Specifically, the gold-silver spread or ratio was trading at 76.3 on May 23, 2016. This means it takes about 76 ounces of silver to buy a single ounce of gold. The ratio stood at 73 at the beginning of May. The ratio reached a peak of 83.2 in March, as gold has been gaining higher bids than silver since the beginning of 2016. An increasing ratio is an indication that gold is becoming expensive relative to silver, and vice-versa.
The stretching gold-silver ratio
Coeur Mining’s (CDE) CEO said that like the rest of the market, he thinks that the gold-silver ratio has “gotten awfully stretched.” He also thinks that silver presents an interesting opportunity. He maintained that if the gold price remains in $1,250 per ounce range, then getting to a more normalized level of 60- or 65-to-1 gold-silver ratio could mean that silver has more room to run to the upside.

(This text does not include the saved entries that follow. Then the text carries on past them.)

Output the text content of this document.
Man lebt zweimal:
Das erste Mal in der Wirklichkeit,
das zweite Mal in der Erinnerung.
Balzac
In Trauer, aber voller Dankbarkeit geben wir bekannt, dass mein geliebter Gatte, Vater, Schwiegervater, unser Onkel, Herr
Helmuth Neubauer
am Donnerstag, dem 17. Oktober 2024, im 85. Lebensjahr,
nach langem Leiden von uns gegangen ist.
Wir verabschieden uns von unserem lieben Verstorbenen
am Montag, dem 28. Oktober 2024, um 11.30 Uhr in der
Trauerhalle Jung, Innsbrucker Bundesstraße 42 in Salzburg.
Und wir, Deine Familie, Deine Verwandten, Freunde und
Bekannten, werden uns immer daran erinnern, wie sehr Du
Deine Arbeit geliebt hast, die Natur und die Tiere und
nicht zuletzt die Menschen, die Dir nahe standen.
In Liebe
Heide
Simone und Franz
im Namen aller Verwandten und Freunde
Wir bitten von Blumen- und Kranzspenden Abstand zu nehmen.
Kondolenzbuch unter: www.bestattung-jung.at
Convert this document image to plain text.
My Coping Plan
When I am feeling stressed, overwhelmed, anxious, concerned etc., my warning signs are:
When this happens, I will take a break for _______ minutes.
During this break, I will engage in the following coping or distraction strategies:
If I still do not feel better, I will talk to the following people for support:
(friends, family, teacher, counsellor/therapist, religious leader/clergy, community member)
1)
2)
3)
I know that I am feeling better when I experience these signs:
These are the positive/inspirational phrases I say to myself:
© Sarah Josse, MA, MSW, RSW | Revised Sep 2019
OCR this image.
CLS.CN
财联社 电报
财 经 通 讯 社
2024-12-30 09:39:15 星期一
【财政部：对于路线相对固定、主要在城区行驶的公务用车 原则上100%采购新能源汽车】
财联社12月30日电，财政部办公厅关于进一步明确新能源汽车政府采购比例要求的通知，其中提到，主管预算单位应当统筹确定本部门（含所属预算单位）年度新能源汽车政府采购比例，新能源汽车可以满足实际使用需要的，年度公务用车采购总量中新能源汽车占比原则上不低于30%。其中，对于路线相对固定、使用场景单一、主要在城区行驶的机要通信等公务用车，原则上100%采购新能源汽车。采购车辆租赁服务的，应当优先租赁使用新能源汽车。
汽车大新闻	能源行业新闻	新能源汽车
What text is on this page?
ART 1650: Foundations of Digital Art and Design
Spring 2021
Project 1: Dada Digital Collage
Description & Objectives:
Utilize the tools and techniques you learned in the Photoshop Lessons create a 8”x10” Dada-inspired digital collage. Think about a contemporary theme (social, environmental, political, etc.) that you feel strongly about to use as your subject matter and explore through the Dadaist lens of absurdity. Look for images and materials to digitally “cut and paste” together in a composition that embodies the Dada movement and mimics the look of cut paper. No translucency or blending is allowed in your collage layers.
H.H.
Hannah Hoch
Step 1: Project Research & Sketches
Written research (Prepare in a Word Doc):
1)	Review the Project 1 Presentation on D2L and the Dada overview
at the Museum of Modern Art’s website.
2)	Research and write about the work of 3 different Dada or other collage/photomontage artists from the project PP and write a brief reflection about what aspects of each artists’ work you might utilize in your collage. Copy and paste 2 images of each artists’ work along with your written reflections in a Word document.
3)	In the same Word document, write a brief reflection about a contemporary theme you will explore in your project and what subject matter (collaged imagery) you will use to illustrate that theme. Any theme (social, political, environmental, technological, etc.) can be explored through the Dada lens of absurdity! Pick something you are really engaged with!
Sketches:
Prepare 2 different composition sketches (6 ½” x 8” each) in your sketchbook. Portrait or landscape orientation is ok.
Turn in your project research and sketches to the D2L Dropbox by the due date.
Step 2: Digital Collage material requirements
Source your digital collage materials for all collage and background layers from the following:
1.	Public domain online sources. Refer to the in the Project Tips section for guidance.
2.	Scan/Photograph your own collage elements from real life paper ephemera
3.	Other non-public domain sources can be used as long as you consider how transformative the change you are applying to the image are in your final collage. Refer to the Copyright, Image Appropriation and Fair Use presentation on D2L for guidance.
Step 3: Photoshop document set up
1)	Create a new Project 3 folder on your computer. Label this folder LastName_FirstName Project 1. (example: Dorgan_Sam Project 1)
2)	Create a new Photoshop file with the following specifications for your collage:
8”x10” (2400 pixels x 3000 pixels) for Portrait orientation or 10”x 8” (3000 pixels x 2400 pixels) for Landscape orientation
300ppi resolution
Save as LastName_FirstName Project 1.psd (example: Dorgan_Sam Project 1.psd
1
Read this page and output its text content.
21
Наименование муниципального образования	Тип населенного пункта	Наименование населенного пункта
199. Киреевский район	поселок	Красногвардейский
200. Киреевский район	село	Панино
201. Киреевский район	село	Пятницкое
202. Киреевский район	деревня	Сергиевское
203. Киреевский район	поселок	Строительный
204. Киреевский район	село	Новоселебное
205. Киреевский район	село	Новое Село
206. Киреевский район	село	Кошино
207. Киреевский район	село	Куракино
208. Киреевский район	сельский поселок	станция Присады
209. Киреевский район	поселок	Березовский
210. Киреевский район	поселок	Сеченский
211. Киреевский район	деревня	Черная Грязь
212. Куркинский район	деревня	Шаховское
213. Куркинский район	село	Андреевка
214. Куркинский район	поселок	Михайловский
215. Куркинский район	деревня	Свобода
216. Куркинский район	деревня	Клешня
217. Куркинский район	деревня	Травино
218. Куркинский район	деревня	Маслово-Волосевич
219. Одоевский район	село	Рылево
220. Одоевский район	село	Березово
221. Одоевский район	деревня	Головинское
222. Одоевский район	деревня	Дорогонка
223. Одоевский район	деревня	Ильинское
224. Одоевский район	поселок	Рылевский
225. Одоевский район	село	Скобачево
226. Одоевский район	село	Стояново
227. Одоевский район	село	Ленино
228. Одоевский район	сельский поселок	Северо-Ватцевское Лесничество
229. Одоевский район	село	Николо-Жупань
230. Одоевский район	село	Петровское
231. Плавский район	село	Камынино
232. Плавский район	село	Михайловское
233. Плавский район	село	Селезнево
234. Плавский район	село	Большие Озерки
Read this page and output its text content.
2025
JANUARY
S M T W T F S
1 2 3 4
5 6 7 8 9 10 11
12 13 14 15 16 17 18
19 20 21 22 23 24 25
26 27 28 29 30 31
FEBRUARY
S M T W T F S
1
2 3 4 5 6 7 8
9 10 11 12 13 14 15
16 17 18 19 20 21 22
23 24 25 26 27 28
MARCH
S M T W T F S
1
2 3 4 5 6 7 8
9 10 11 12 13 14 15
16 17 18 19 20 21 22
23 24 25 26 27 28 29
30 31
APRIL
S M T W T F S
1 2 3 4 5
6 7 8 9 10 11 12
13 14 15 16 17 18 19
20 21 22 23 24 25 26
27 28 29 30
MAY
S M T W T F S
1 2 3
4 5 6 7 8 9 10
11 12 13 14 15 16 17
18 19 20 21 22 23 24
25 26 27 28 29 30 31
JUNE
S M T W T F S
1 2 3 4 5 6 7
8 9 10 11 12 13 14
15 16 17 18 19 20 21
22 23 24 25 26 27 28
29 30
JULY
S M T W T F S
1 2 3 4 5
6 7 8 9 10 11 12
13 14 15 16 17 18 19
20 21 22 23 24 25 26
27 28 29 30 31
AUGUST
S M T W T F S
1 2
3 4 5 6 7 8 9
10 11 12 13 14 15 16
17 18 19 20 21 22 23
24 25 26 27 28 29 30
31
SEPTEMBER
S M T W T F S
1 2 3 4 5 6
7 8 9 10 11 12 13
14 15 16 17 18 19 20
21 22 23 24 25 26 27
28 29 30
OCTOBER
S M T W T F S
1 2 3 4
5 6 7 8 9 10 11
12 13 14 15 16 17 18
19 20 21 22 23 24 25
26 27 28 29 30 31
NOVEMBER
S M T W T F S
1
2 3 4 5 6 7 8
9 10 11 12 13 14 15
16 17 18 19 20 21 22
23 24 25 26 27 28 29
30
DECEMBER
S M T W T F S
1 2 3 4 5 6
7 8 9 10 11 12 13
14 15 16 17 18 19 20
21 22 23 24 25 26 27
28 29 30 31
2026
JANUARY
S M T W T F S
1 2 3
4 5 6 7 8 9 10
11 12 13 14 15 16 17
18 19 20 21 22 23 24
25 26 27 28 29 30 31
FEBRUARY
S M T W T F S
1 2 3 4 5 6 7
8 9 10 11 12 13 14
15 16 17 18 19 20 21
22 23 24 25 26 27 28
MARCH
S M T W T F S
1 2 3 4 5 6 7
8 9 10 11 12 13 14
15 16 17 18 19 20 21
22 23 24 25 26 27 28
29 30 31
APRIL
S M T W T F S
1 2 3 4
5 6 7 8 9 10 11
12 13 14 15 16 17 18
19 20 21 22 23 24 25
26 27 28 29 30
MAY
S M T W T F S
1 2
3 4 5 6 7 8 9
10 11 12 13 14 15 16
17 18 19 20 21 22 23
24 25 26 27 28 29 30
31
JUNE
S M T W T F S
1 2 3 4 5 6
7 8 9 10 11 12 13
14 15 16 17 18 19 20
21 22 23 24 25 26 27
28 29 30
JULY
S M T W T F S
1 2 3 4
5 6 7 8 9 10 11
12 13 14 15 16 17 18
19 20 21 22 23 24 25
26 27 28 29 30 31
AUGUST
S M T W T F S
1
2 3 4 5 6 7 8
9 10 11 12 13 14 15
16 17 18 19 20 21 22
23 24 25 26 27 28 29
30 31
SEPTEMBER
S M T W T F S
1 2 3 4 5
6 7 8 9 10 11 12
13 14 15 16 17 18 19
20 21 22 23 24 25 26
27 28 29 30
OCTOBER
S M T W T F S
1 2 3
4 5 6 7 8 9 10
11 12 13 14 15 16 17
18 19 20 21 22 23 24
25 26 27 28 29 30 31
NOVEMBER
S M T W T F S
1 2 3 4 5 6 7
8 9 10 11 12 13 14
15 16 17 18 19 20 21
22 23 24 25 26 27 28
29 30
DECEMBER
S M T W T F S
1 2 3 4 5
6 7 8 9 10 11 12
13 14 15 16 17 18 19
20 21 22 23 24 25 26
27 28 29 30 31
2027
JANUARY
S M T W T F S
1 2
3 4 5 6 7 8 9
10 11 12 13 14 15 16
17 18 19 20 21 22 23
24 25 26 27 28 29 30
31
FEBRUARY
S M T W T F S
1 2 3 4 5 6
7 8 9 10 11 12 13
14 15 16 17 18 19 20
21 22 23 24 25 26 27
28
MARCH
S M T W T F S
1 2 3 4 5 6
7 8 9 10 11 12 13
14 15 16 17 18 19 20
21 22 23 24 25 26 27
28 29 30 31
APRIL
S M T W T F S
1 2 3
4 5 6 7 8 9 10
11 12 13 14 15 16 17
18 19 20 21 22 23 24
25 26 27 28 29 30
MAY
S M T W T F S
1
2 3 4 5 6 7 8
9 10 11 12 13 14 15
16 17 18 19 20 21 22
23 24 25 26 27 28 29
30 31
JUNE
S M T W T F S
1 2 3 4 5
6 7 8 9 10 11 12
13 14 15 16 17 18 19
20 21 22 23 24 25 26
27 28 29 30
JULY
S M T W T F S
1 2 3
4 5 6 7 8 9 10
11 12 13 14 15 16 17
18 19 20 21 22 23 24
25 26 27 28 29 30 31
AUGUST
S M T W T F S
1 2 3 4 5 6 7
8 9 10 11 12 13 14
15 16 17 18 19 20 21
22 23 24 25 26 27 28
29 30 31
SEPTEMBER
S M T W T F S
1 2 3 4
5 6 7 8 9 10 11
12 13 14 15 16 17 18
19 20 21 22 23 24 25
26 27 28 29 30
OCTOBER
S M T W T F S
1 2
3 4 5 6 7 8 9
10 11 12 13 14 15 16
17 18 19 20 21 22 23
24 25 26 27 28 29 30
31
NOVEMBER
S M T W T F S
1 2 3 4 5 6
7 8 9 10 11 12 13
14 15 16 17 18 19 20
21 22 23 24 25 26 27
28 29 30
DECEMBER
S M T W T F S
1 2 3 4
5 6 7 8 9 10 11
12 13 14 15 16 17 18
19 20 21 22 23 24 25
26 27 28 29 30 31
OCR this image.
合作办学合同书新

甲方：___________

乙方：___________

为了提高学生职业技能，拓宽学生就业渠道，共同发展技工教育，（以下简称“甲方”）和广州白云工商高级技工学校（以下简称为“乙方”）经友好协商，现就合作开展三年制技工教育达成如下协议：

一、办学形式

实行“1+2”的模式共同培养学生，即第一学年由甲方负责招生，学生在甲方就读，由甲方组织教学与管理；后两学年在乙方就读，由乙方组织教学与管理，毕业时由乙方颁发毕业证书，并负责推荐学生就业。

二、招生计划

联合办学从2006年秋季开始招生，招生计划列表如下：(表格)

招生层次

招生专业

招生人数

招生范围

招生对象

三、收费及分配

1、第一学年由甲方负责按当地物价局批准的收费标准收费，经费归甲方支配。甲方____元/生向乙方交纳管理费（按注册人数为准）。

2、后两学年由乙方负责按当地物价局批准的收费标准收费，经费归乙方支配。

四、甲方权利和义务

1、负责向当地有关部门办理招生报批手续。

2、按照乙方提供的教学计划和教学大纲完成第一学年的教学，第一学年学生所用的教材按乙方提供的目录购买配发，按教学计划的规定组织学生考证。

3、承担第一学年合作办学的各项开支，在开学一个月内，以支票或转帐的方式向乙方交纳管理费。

The demand-supply equation
On the demand side, Coeur’s CEO maintained that ETF demand and coin demand are intact. The physical demand of silver in the form of jewelry is also quite strong in markets such as India. The industrial demand component of silver demand, which forms close to 60% of the total demand, has been weak in the face of slowing global economic growth.
However, there are pockets of strong performance within industrial demand as well. Coeur’s CEO specifically mentioned ethylene oxide and solar. Since there are so many variables driving silver prices (SLV), the CEO mentioned that usually one or two are doing well, while others offset that. But this time, it is the reemergence of the investment demand that is driving silver prices up. The supply-side decline seen from both scrap and mines in the face of buoyant demand should be positive for silver prices.